Dr Higginson has criticised what he sees as an overemphasis on quick, inexpensive solutions. Efforts to redirect patients away from hospitals, he said, may help at the margins but do not address the underlying causes of overcrowding. He insists that the crisis is solvable, but only with sufficient political will and a willingness to confront uncomfortable truths.
At the heart of the problem, he argues, is hospital inefficiency driven by chronic underfunding and workforce shortages. Increasing staffed bed capacity, improving patient flow, and strengthening community and social care services are essential steps. Without these changes, patients who are medically fit to leave hospital remain stuck, preventing others from being admitted from A&E.
The human cost of the crisis extends beyond patients to the staff caring for them. Many emergency clinicians describe being “run ragged,” working long shifts under relentless pressure. Burnout, moral injury, exhaustion, and symptoms consistent with post-traumatic stress disorder are increasingly reported among healthcare workers. Dr Higginson has warned that failing to improve conditions risks driving experienced staff out of the profession altogether.
Official NHS figures underscore the scale of the challenge. In November alone, more than 50,000 people in England waited over 12 hours in A&E from the decision to admit them to the point of being given a hospital bed. For many, these waits occurred in corridors, where basic comfort and dignity are difficult to maintain.

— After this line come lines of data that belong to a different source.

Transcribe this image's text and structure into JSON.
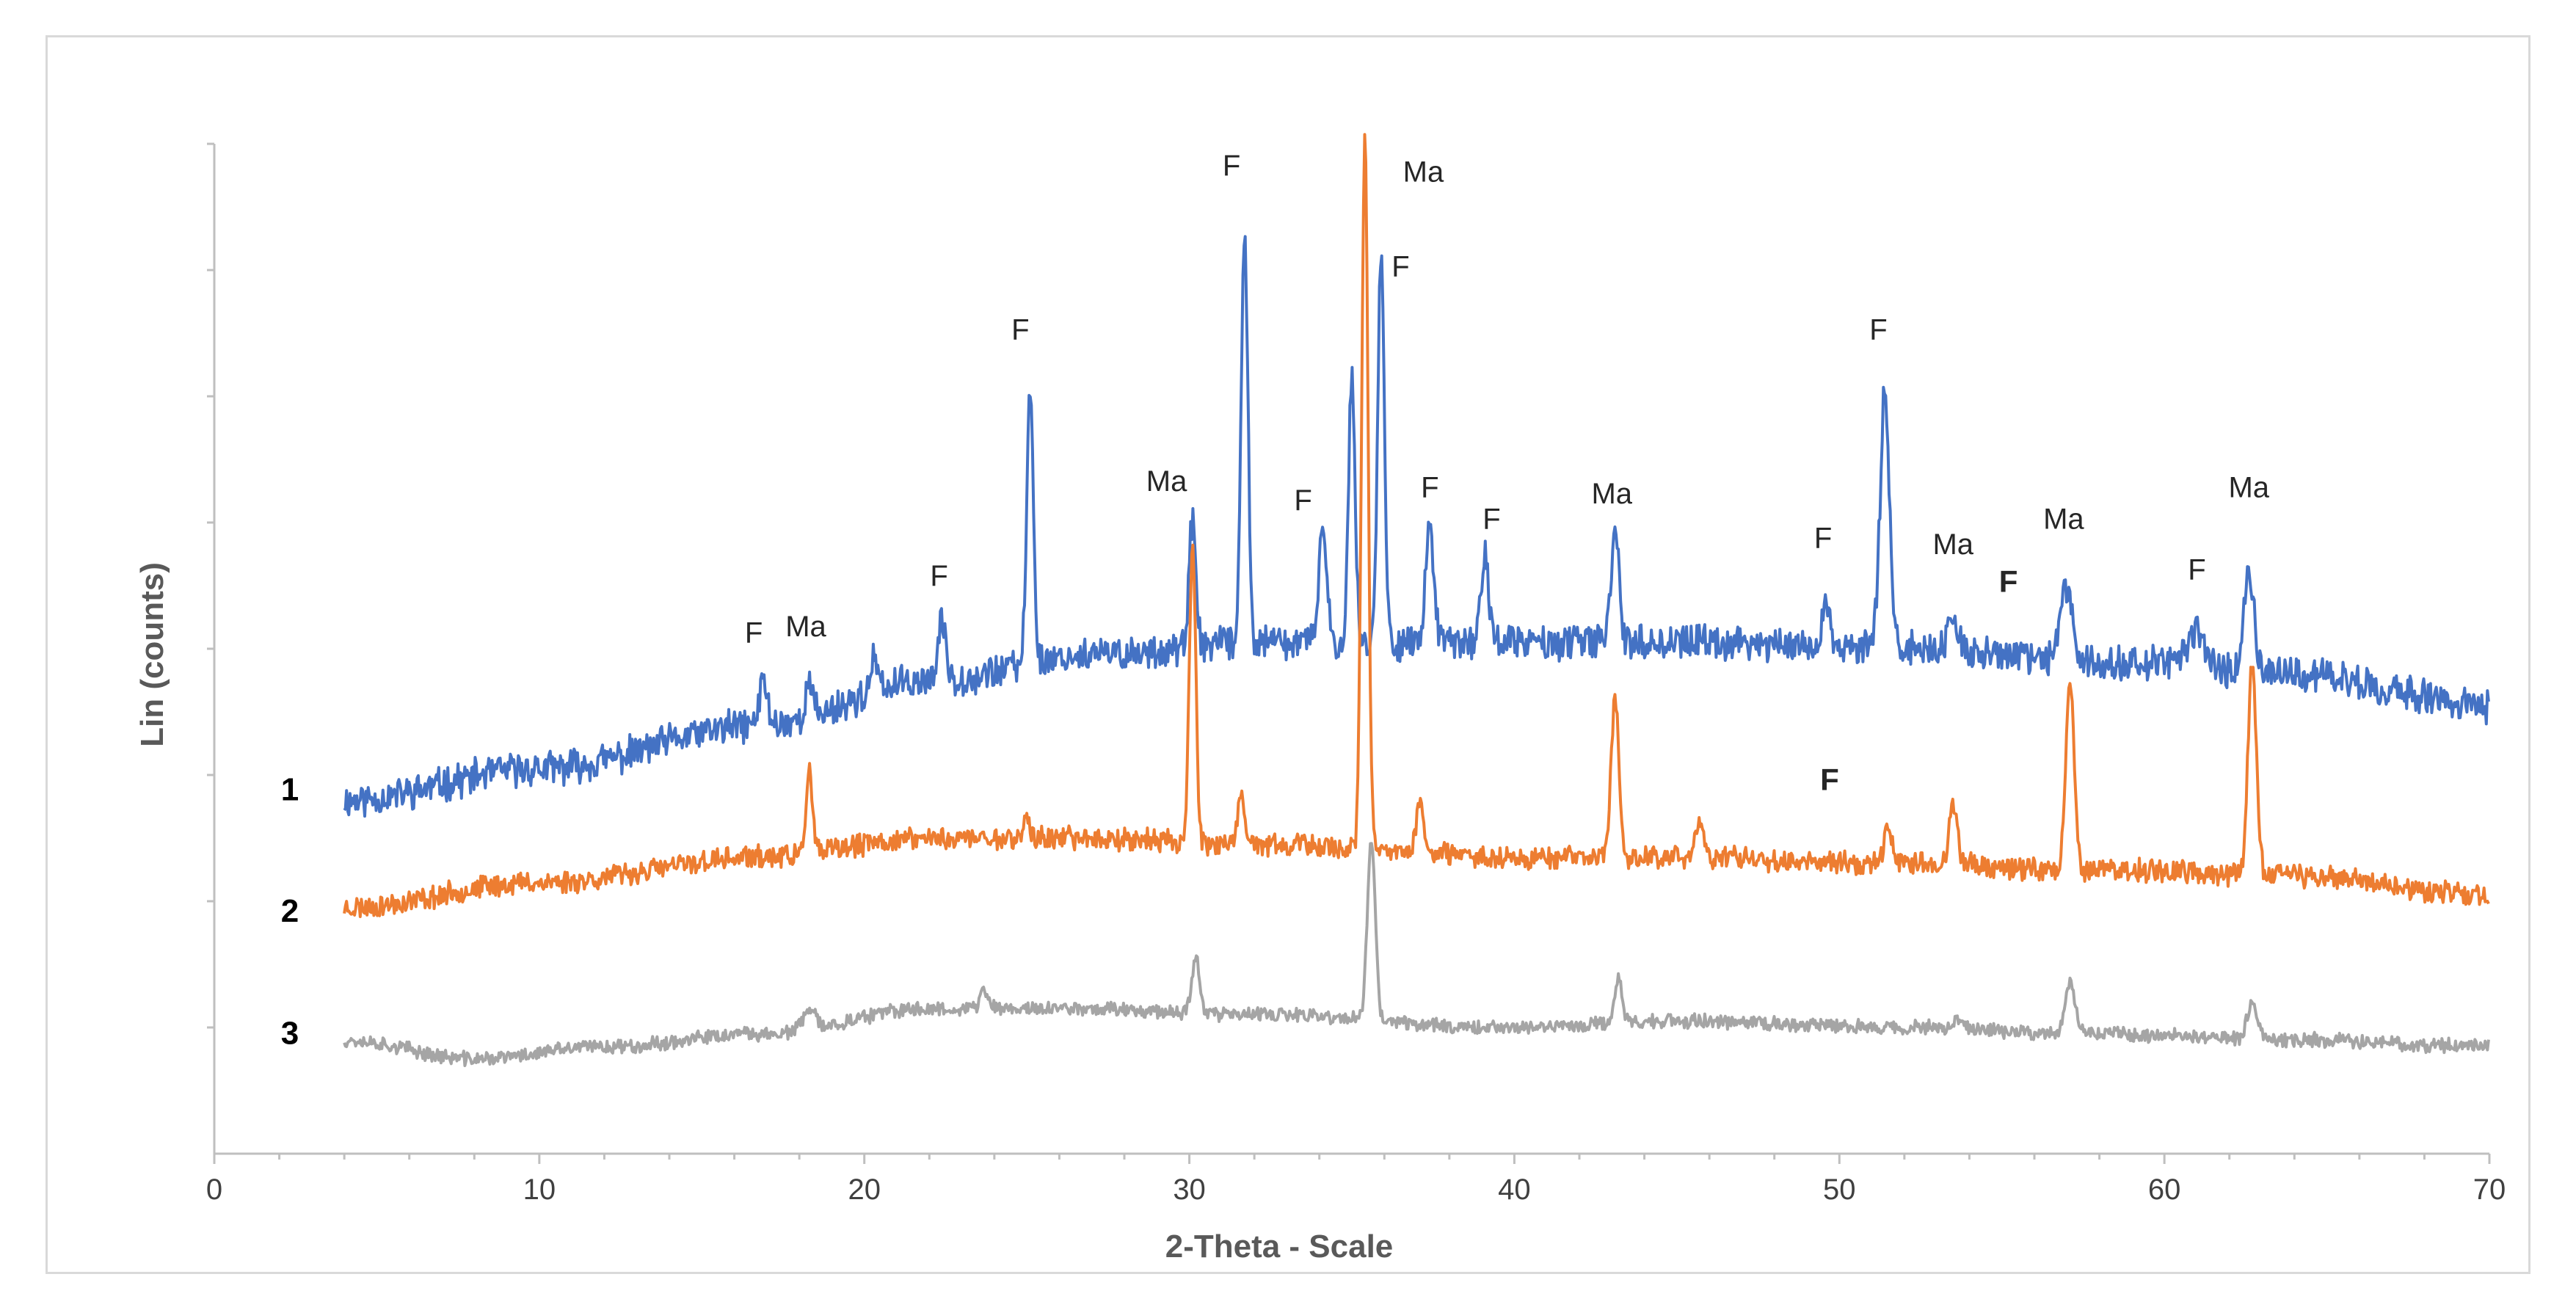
{
  "chart_data": {
    "type": "line",
    "title": "",
    "xlabel": "2-Theta - Scale",
    "ylabel": "Lin (counts)",
    "xlim": [
      0,
      70
    ],
    "ylim": [
      0,
      8
    ],
    "x_ticks": [
      0,
      10,
      20,
      30,
      40,
      50,
      60,
      70
    ],
    "x_tick_labels": [
      "0",
      "10",
      "20",
      "30",
      "40",
      "50",
      "60",
      "70"
    ],
    "y_tick_values": [
      1,
      2,
      3,
      4,
      5,
      6,
      7,
      8
    ],
    "x_range_data": [
      4,
      70
    ],
    "series": [
      {
        "name": "1",
        "label": "1",
        "color": "#4472c4",
        "label_y": 2.88,
        "baseline": [
          [
            4,
            2.8
          ],
          [
            10,
            3.05
          ],
          [
            17,
            3.4
          ],
          [
            22,
            3.75
          ],
          [
            27,
            3.95
          ],
          [
            32,
            4.05
          ],
          [
            40,
            4.05
          ],
          [
            45,
            4.05
          ],
          [
            52,
            4.0
          ],
          [
            58,
            3.9
          ],
          [
            64,
            3.8
          ],
          [
            70,
            3.55
          ]
        ],
        "noise": 0.12,
        "seed": 11,
        "peaks": [
          {
            "x": 16.9,
            "h": 0.35,
            "w": 0.12
          },
          {
            "x": 18.3,
            "h": 0.25,
            "w": 0.12
          },
          {
            "x": 20.3,
            "h": 0.25,
            "w": 0.1
          },
          {
            "x": 22.4,
            "h": 0.45,
            "w": 0.12
          },
          {
            "x": 25.1,
            "h": 2.2,
            "w": 0.1
          },
          {
            "x": 30.1,
            "h": 1.0,
            "w": 0.1
          },
          {
            "x": 31.7,
            "h": 3.3,
            "w": 0.1
          },
          {
            "x": 34.1,
            "h": 0.9,
            "w": 0.12
          },
          {
            "x": 35.0,
            "h": 2.1,
            "w": 0.1
          },
          {
            "x": 35.9,
            "h": 3.1,
            "w": 0.1
          },
          {
            "x": 37.4,
            "h": 0.95,
            "w": 0.12
          },
          {
            "x": 39.1,
            "h": 0.7,
            "w": 0.12
          },
          {
            "x": 43.1,
            "h": 0.95,
            "w": 0.12
          },
          {
            "x": 49.6,
            "h": 0.35,
            "w": 0.12
          },
          {
            "x": 51.4,
            "h": 2.1,
            "w": 0.14
          },
          {
            "x": 53.5,
            "h": 0.25,
            "w": 0.15
          },
          {
            "x": 57.0,
            "h": 0.6,
            "w": 0.18
          },
          {
            "x": 61.0,
            "h": 0.3,
            "w": 0.3
          },
          {
            "x": 62.6,
            "h": 0.8,
            "w": 0.15
          }
        ]
      },
      {
        "name": "2",
        "label": "2",
        "color": "#ed7d31",
        "label_y": 1.92,
        "baseline": [
          [
            4,
            1.95
          ],
          [
            10,
            2.15
          ],
          [
            17,
            2.35
          ],
          [
            22,
            2.5
          ],
          [
            27,
            2.5
          ],
          [
            32,
            2.45
          ],
          [
            40,
            2.35
          ],
          [
            45,
            2.35
          ],
          [
            52,
            2.3
          ],
          [
            58,
            2.25
          ],
          [
            64,
            2.2
          ],
          [
            70,
            2.05
          ]
        ],
        "noise": 0.08,
        "seed": 23,
        "peaks": [
          {
            "x": 18.3,
            "h": 0.65,
            "w": 0.1
          },
          {
            "x": 25.0,
            "h": 0.15,
            "w": 0.1
          },
          {
            "x": 30.1,
            "h": 2.35,
            "w": 0.1
          },
          {
            "x": 31.6,
            "h": 0.35,
            "w": 0.1
          },
          {
            "x": 35.4,
            "h": 5.6,
            "w": 0.1
          },
          {
            "x": 37.1,
            "h": 0.4,
            "w": 0.12
          },
          {
            "x": 43.1,
            "h": 1.25,
            "w": 0.12
          },
          {
            "x": 45.7,
            "h": 0.3,
            "w": 0.12
          },
          {
            "x": 51.5,
            "h": 0.3,
            "w": 0.12
          },
          {
            "x": 53.5,
            "h": 0.5,
            "w": 0.12
          },
          {
            "x": 57.1,
            "h": 1.45,
            "w": 0.13
          },
          {
            "x": 62.7,
            "h": 1.65,
            "w": 0.13
          }
        ]
      },
      {
        "name": "3",
        "label": "3",
        "color": "#a5a5a5",
        "label_y": 0.95,
        "baseline": [
          [
            4,
            0.9
          ],
          [
            8,
            0.75
          ],
          [
            12,
            0.85
          ],
          [
            17,
            0.95
          ],
          [
            22,
            1.15
          ],
          [
            27,
            1.15
          ],
          [
            32,
            1.1
          ],
          [
            40,
            1.0
          ],
          [
            45,
            1.05
          ],
          [
            52,
            1.0
          ],
          [
            58,
            0.95
          ],
          [
            64,
            0.9
          ],
          [
            70,
            0.85
          ]
        ],
        "noise": 0.05,
        "seed": 37,
        "peaks": [
          {
            "x": 18.3,
            "h": 0.15,
            "w": 0.2
          },
          {
            "x": 23.7,
            "h": 0.15,
            "w": 0.12
          },
          {
            "x": 30.2,
            "h": 0.45,
            "w": 0.12
          },
          {
            "x": 35.6,
            "h": 1.45,
            "w": 0.12
          },
          {
            "x": 43.2,
            "h": 0.35,
            "w": 0.12
          },
          {
            "x": 53.7,
            "h": 0.1,
            "w": 0.15
          },
          {
            "x": 57.1,
            "h": 0.4,
            "w": 0.15
          },
          {
            "x": 62.7,
            "h": 0.3,
            "w": 0.15
          }
        ]
      }
    ],
    "annotations": [
      {
        "text": "F",
        "x": 16.6,
        "y": 4.05,
        "bold": false
      },
      {
        "text": "Ma",
        "x": 18.2,
        "y": 4.1,
        "bold": false
      },
      {
        "text": "F",
        "x": 22.3,
        "y": 4.5,
        "bold": false
      },
      {
        "text": "F",
        "x": 24.8,
        "y": 6.45,
        "bold": false
      },
      {
        "text": "Ma",
        "x": 29.3,
        "y": 5.25,
        "bold": false
      },
      {
        "text": "F",
        "x": 31.3,
        "y": 7.75,
        "bold": false
      },
      {
        "text": "F",
        "x": 33.5,
        "y": 5.1,
        "bold": false
      },
      {
        "text": "Ma",
        "x": 37.2,
        "y": 7.7,
        "bold": false
      },
      {
        "text": "F",
        "x": 36.5,
        "y": 6.95,
        "bold": false
      },
      {
        "text": "F",
        "x": 37.4,
        "y": 5.2,
        "bold": false
      },
      {
        "text": "F",
        "x": 39.3,
        "y": 4.95,
        "bold": false
      },
      {
        "text": "Ma",
        "x": 43.0,
        "y": 5.15,
        "bold": false
      },
      {
        "text": "F",
        "x": 49.5,
        "y": 4.8,
        "bold": false
      },
      {
        "text": "F",
        "x": 51.2,
        "y": 6.45,
        "bold": false
      },
      {
        "text": "Ma",
        "x": 53.5,
        "y": 4.75,
        "bold": false
      },
      {
        "text": "F",
        "x": 55.2,
        "y": 4.45,
        "bold": true
      },
      {
        "text": "Ma",
        "x": 56.9,
        "y": 4.95,
        "bold": false
      },
      {
        "text": "F",
        "x": 61.0,
        "y": 4.55,
        "bold": false
      },
      {
        "text": "Ma",
        "x": 62.6,
        "y": 5.2,
        "bold": false
      },
      {
        "text": "F",
        "x": 49.7,
        "y": 2.88,
        "bold": true
      }
    ]
  }
}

NHS England has acknowledged that such delays are unacceptable. A spokesperson said the organisation is working to free up beds by accelerating discharges for patients who are medically fit and expanding access to community-based care. This winter, productivity specialists and regional experts have been deployed to support hospitals in reducing corridor care and improving patient experience.
The Department of Health and Social Care has also conceded that corridor care is undignified and unacceptable. A spokesperson said the government inherited a difficult situation but remains determined to bring the practice to an end. Officials point to signs of recovery, including improvements in four-hour A&E performance and faster ambulance response times for life-threatening conditions.
However, critics argue that these improvements are fragile and unevenly distributed. They warn that focusing on headline targets risks obscuring the lived reality of patients waiting in unsuitable spaces. For those experiencing pain, fear, or confusion in crowded corridors, assurances of future reform offer little immediate comfort.
As winter continues to place intense strain on the NHS, the debate over corridor care has become a symbol of wider systemic failure. Clinicians like Dr Higginson insist that accepting the practice as normal is not only dangerous but morally wrong. They argue that public awareness and political urgency must match the severity of the harm being caused.
The coming months will test whether pledges to end corridor care translate into meaningful change. For now, emergency departments remain on the frontline of a crisis that many believe has been allowed to deepen for too long. The question facing policymakers is whether they are prepared to act decisively before normalisation turns into tragedy.